I don’t remember when it started.

But sometime in the last four years, more and more of my job has become administrative and less on-the-ground reporting. Don’t get me wrong, I still go out with my notebook, a pen and my badge, but many of the hours in the day are taken up these days by answering emails, strategizing, planning.

And I miss just being a reporter.

Yesterday, I had the opportunity to do the base tasks of the job. I went out, notebook tucked under my arm and conducted interview after interview, asked question after question and took photo after photo.

And it brought a smile to my face.

When so much of my day is taken up in the service of journalism but not necessarily doing journalism, it can be easy to forget why I got into the field in the first place.

It happens in every industry.

You get good at your job, you get promoted and one day you’re sitting at a desk delegating tasks and making decisions without doing any of the grunt work, the shoe-leather type tasks that make the whole business go ‘round.
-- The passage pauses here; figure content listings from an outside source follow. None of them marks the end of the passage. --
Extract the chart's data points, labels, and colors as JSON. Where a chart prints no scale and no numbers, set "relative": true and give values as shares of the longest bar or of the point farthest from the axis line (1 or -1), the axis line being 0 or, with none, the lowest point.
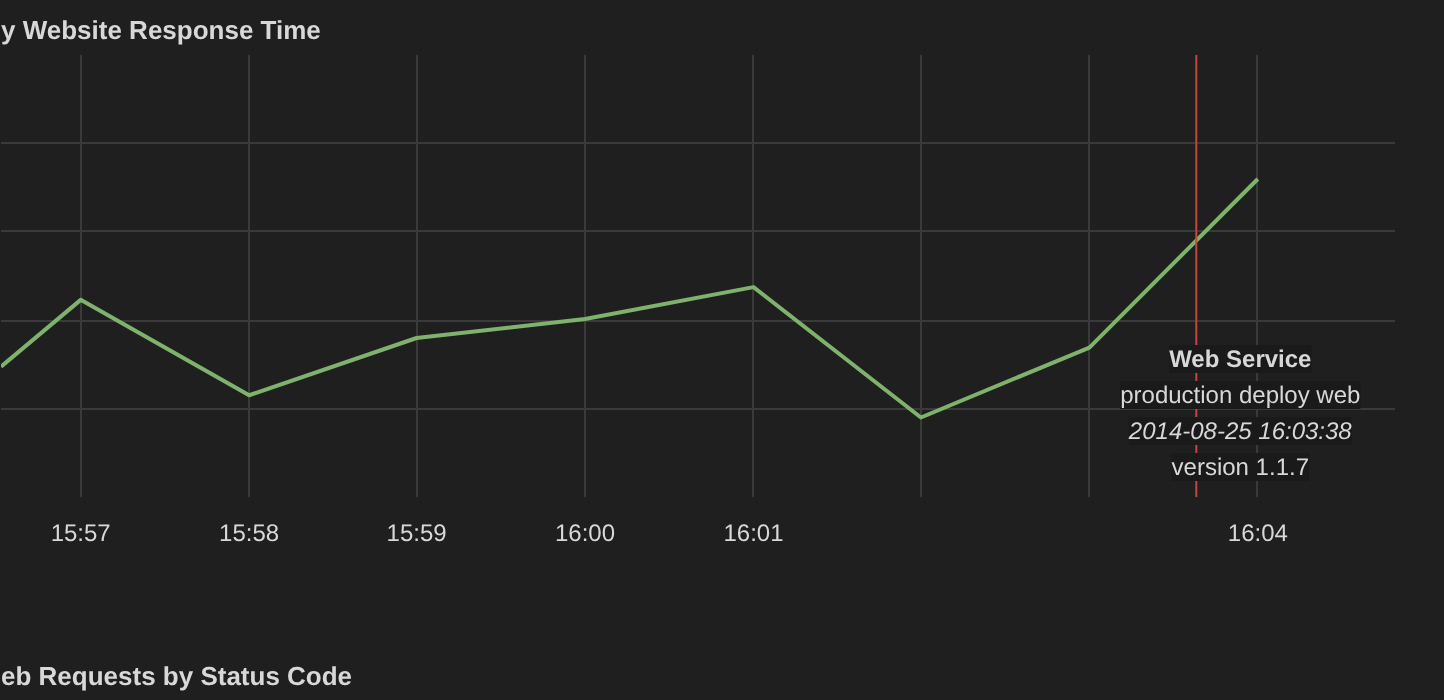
{
  "chart_data": [
    {
      "type": "line",
      "title": "y Website Response Time",
      "relative": true,
      "x": [
        15.9421,
        15.95,
        15.9667,
        15.9833,
        16.0,
        16.0167,
        16.0333,
        16.05,
        16.0667
      ],
      "series": [
        {
          "color": "#7eb26d",
          "values": [
            0.41,
            0.62,
            0.32,
            0.5,
            0.56,
            0.66,
            0.25,
            0.47,
            1.0
          ]
        }
      ],
      "xlim": [
        15.9421,
        16.0803
      ],
      "xticks": [
        {
          "value": 15.95,
          "label": "15:57"
        },
        {
          "value": 15.9667,
          "label": "15:58"
        },
        {
          "value": 15.9833,
          "label": "15:59"
        },
        {
          "value": 16.0,
          "label": "16:00"
        },
        {
          "value": 16.0167,
          "label": "16:01"
        },
        {
          "value": 16.0333,
          "label": null
        },
        {
          "value": 16.05,
          "label": null
        },
        {
          "value": 16.0667,
          "label": "16:04"
        }
      ],
      "grid": true,
      "marker": "none",
      "line_style": "solid",
      "ref_lines": [
        {
          "axis": "x",
          "value": 16.0606,
          "label": "Web Service",
          "color": "#c4463e"
        }
      ],
      "annotations": [
        "production deploy web",
        "2014-08-25 16:03:38",
        "version 1.1.7"
      ]
    },
    {
      "type": "other",
      "title": "eb Requests by Status Code"
    }
  ]
}
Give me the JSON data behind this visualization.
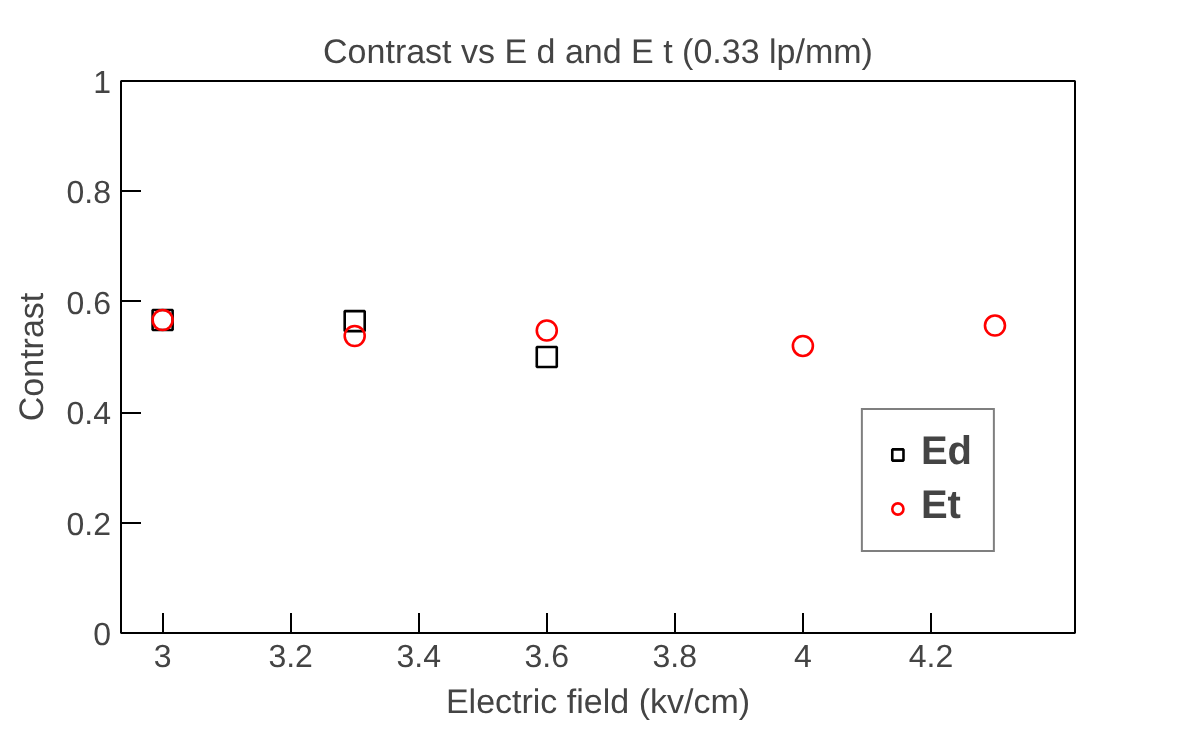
{
  "chart_data": {
    "type": "scatter",
    "title": "Contrast vs E d and E t (0.33 lp/mm)",
    "xlabel": "Electric field (kv/cm)",
    "ylabel": "Contrast",
    "series": [
      {
        "name": "Ed",
        "color": "#000000",
        "marker": "square",
        "x": [
          3,
          3.3,
          3.6
        ],
        "values": [
          0.567,
          0.565,
          0.5
        ]
      },
      {
        "name": "Et",
        "color": "#ff0000",
        "marker": "circle",
        "x": [
          3,
          3.3,
          3.6,
          4,
          4.3
        ],
        "values": [
          0.567,
          0.538,
          0.548,
          0.52,
          0.557
        ]
      }
    ],
    "xlim": [
      2.935,
      4.425
    ],
    "ylim": [
      0,
      1
    ],
    "xticks": [
      3,
      3.2,
      3.4,
      3.6,
      3.8,
      4,
      4.2
    ],
    "yticks": [
      0,
      0.2,
      0.4,
      0.6,
      0.8,
      1
    ],
    "grid": false,
    "legend": "bottom right"
  }
}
But my parents, who ran a restaurant for 20 years, never became the kind of people that just sat in an office for hours while their employees worked the grill, packed the styrofoam containers or wiped down the tables — they did both.

They’re office was just a retooled supply closet. We painted the walls, retiled the floor, washed the windows. 

My dad would often come home, his white polo shirts stained with grease spots and remnants of soy sauce. And while he might have thrown those shirts away without a second thought, to me, it was a sign that he was still engaged in the work.

And that’s what I always hope to be.